The ornithologist Ernst Hartert named in his honour, among other birds, the Ambon-eyed bird Zosterops kuehni Hartert, 1906, and the Kisar barn owl Tyto javanica kuehni Hartert, 1929, a subspecies of the eastern barn owl, which is only found on the Indonesian island of Kisar.
In November 1883, the Dresden Museum of Ethnology acquired the first cultural objects collected by Carl Ribbe and Heinrich Kühn on the Aru Islands.
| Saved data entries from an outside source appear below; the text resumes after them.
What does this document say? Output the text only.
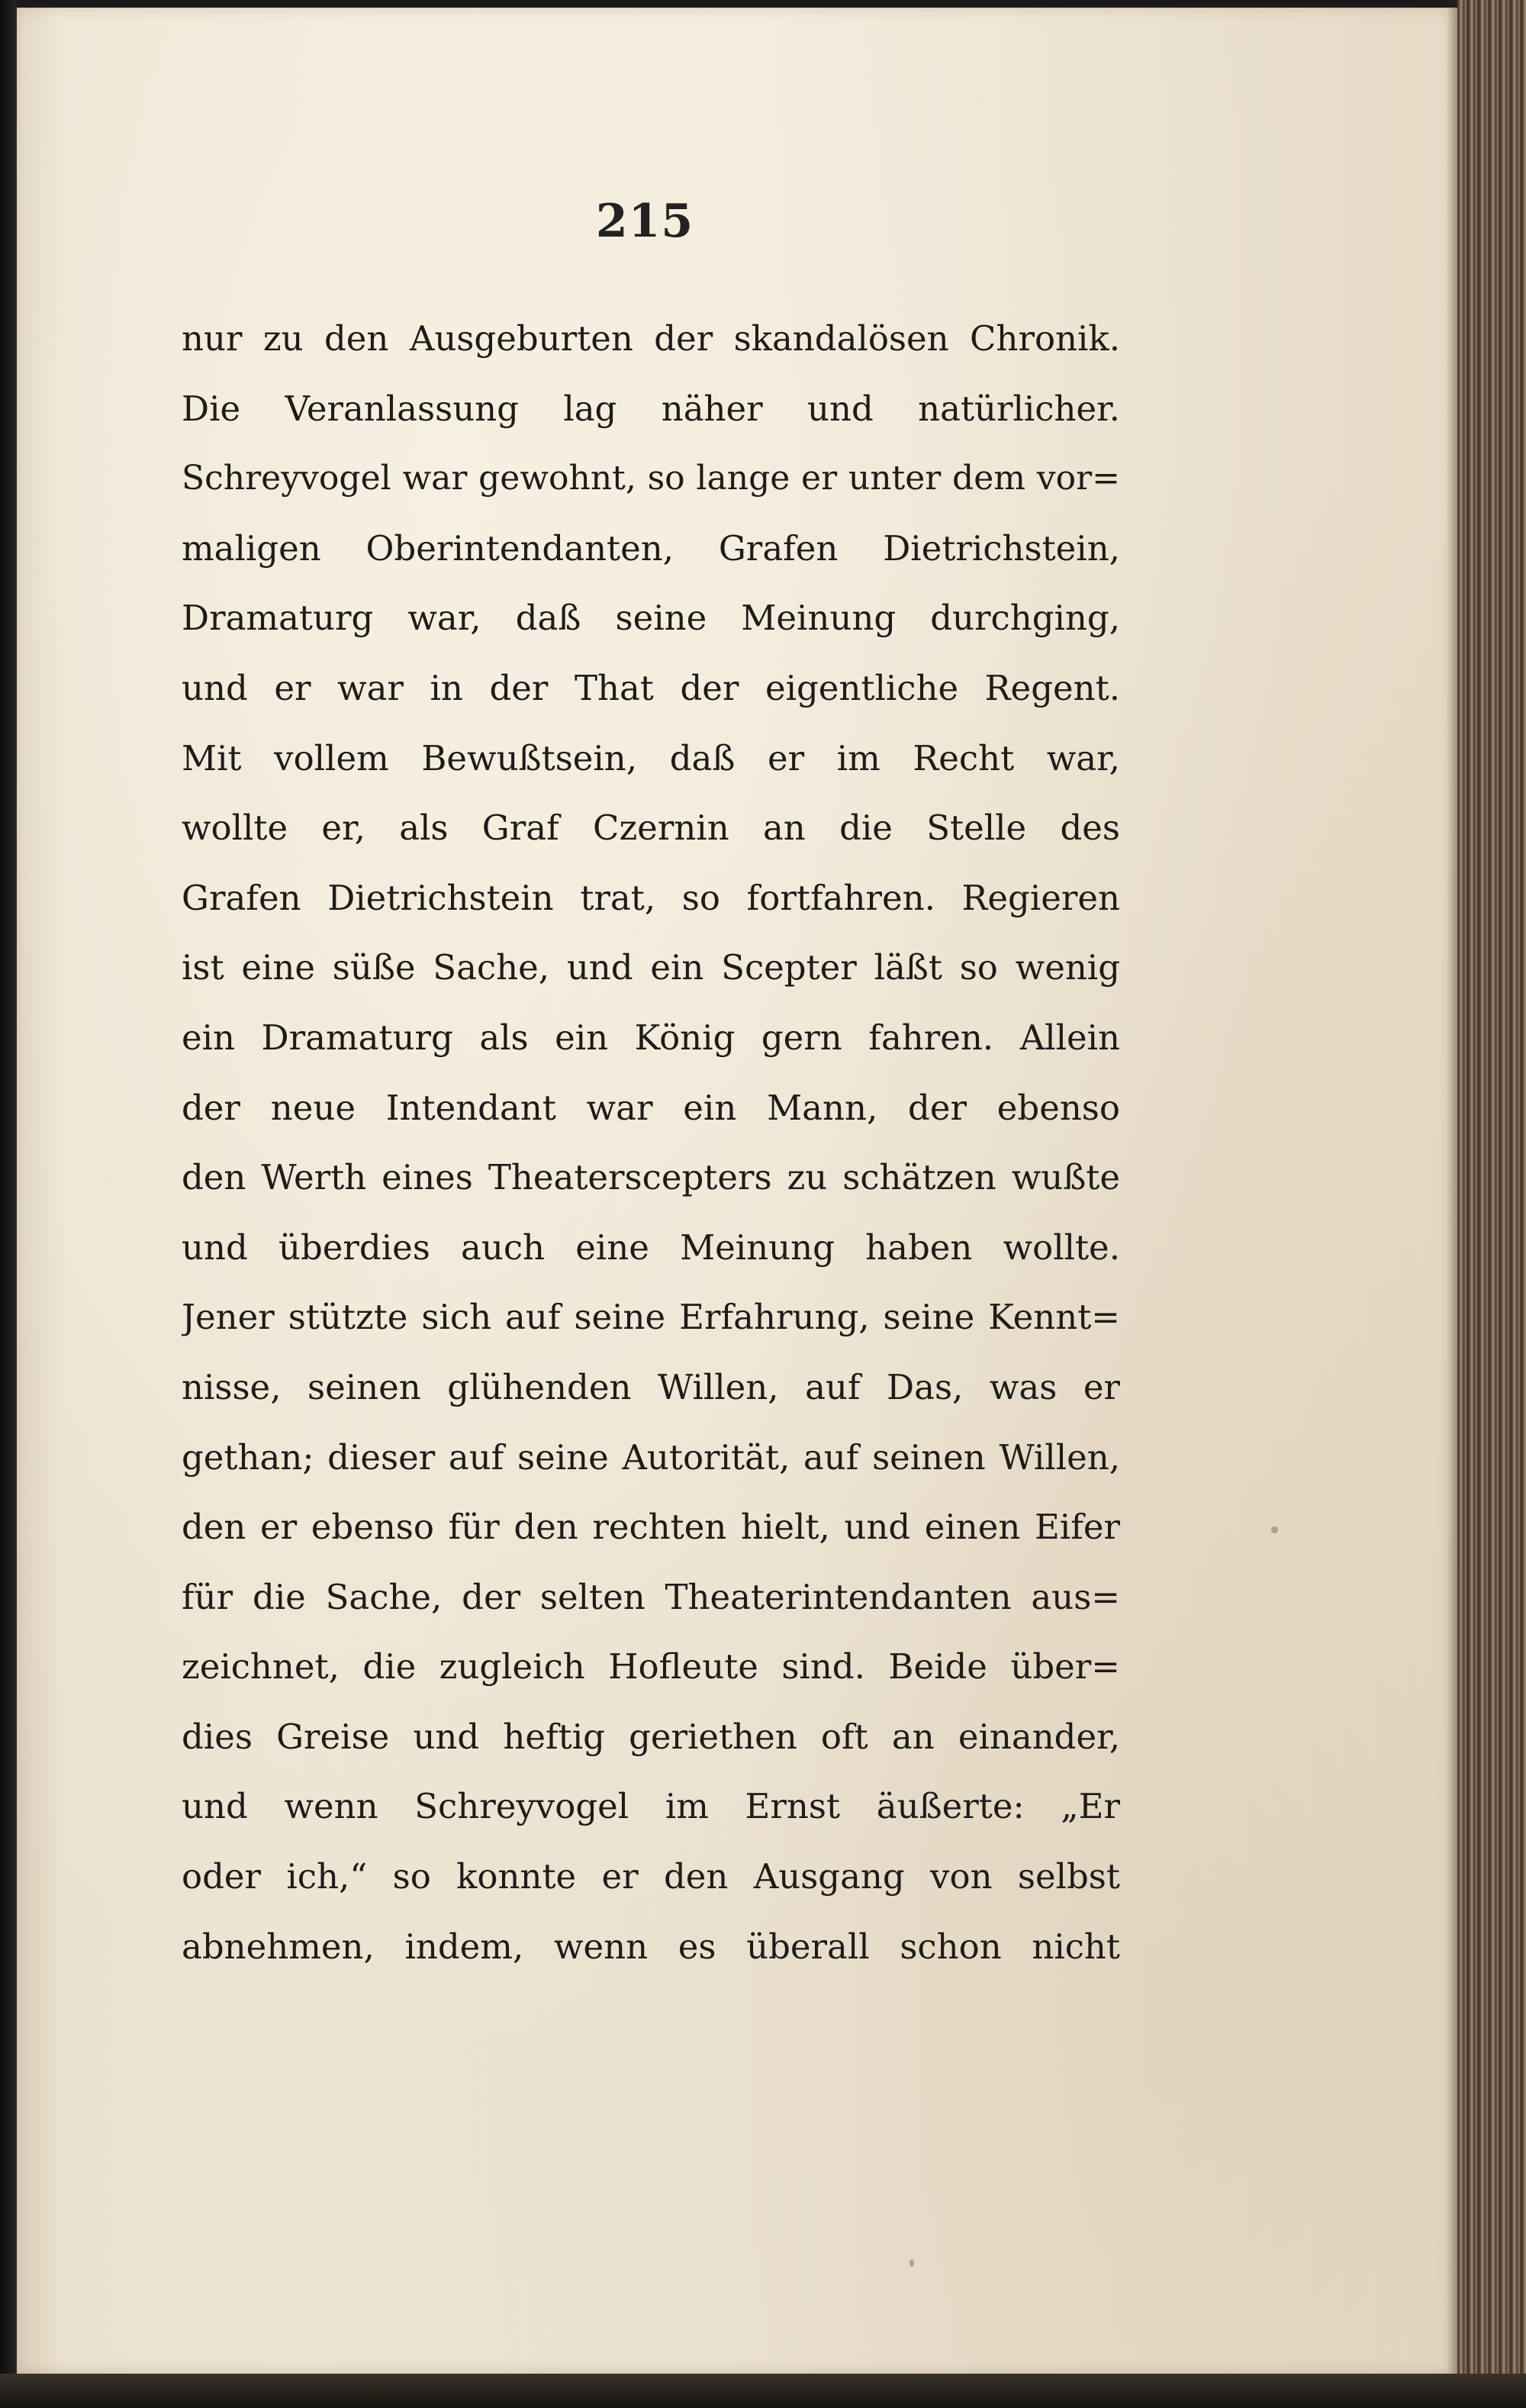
215
nur zu den Ausgeburten der skandalösen Chronik.
Die Veranlassung lag näher und natürlicher.
Schreyvogel war gewohnt, so lange er unter dem vor=
maligen Oberintendanten, Grafen Dietrichstein,
Dramaturg war, daß seine Meinung durchging,
und er war in der That der eigentliche Regent.
Mit vollem Bewußtsein, daß er im Recht war,
wollte er, als Graf Czernin an die Stelle des
Grafen Dietrichstein trat, so fortfahren. Regieren
ist eine süße Sache, und ein Scepter läßt so wenig
ein Dramaturg als ein König gern fahren. Allein
der neue Intendant war ein Mann, der ebenso
den Werth eines Theaterscepters zu schätzen wußte
und überdies auch eine Meinung haben wollte.
Jener stützte sich auf seine Erfahrung, seine Kennt=
nisse, seinen glühenden Willen, auf Das, was er
gethan; dieser auf seine Autorität, auf seinen Willen,
den er ebenso für den rechten hielt, und einen Eifer
für die Sache, der selten Theaterintendanten aus=
zeichnet, die zugleich Hofleute sind. Beide über=
dies Greise und heftig geriethen oft an einander,
und wenn Schreyvogel im Ernst äußerte: „Er
oder ich,“ so konnte er den Ausgang von selbst
abnehmen, indem, wenn es überall schon nicht
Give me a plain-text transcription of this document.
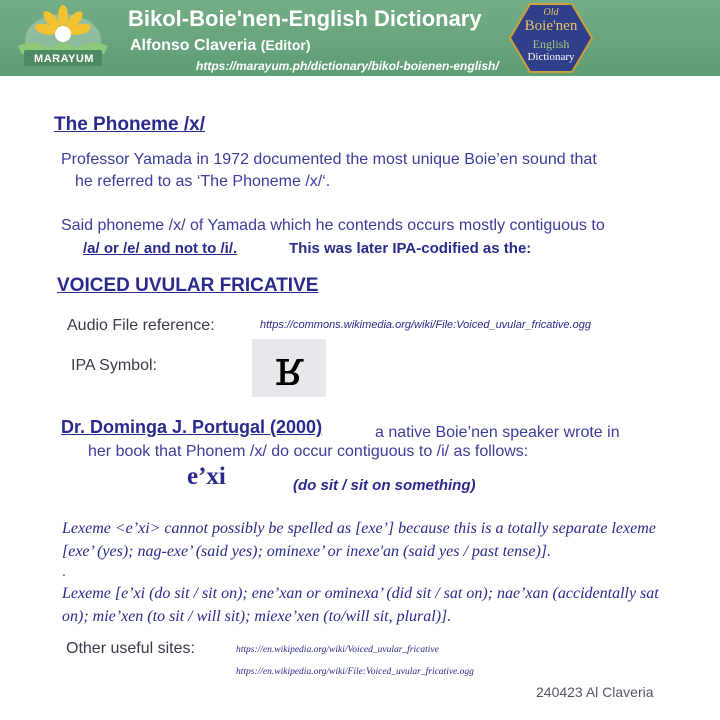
MARAYUM
Bikol-Boie'nen-English Dictionary
Alfonso Claveria (Editor)
https://marayum.ph/dictionary/bikol-boienen-english/
Old
Boie'nen
English
Dictionary
The Phoneme /x/
Professor Yamada in 1972 documented the most unique Boie’en sound that
he referred to as ‘The Phoneme /x/‘.
Said phoneme /x/ of Yamada which he contends occurs mostly contiguous to
/a/ or /e/ and not to /i/.	This was later IPA-codified as the:
VOICED UVULAR FRICATIVE
Audio File reference:	https://commons.wikimedia.org/wiki/File:Voiced_uvular_fricative.ogg
IPA Symbol:	ʁ
Dr. Dominga J. Portugal (2000)	a native Boie’nen speaker wrote in
her book that Phonem /x/ do occur contiguous to /i/ as follows:
e’xi	(do sit / sit on something)
Lexeme <e’xi> cannot possibly be spelled as [exe’] because this is a totally separate lexeme [exe’ (yes); nag-exe’ (said yes); ominexe’ or inexe'an (said yes / past tense)].
.
Lexeme [e’xi (do sit / sit on); ene’xan or ominexa’ (did sit / sat on); nae’xan (accidentally sat on); mie’xen (to sit / will sit); miexe’xen (to/will sit, plural)].
Other useful sites:	https://en.wikipedia.org/wiki/Voiced_uvular_fricative
https://en.wikipedia.org/wiki/File:Voiced_uvular_fricative.ogg
240423 Al Claveria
The purchase of the Kühn collection for the Ethnographic Museum was mainly financed by the German explorer, anthropologist and patron Arthur Baessler.

==Works==
- Excursionen im ostindischen Archipel. In: Correspondenz-Blatt des Entomologischen Vereins "Iris" zu Dresden, 1, Dresden 1. Oktober 1884, Seite 4–8.
- Instinct oder Ueberlegung. In: Correspondenz-Blatt des Entomologischen Vereins "Iris" zu Dresden, 4, Dresden 15. Juni 1887, Seite 118.
- Zur Kenntniss indischer Lepidopterenlarven. In: Correspondenz-Blatt des Entomologischen Vereins "Iris" zu Dresden, 4, Dresden 15. Juni 1887, Seite 179–183.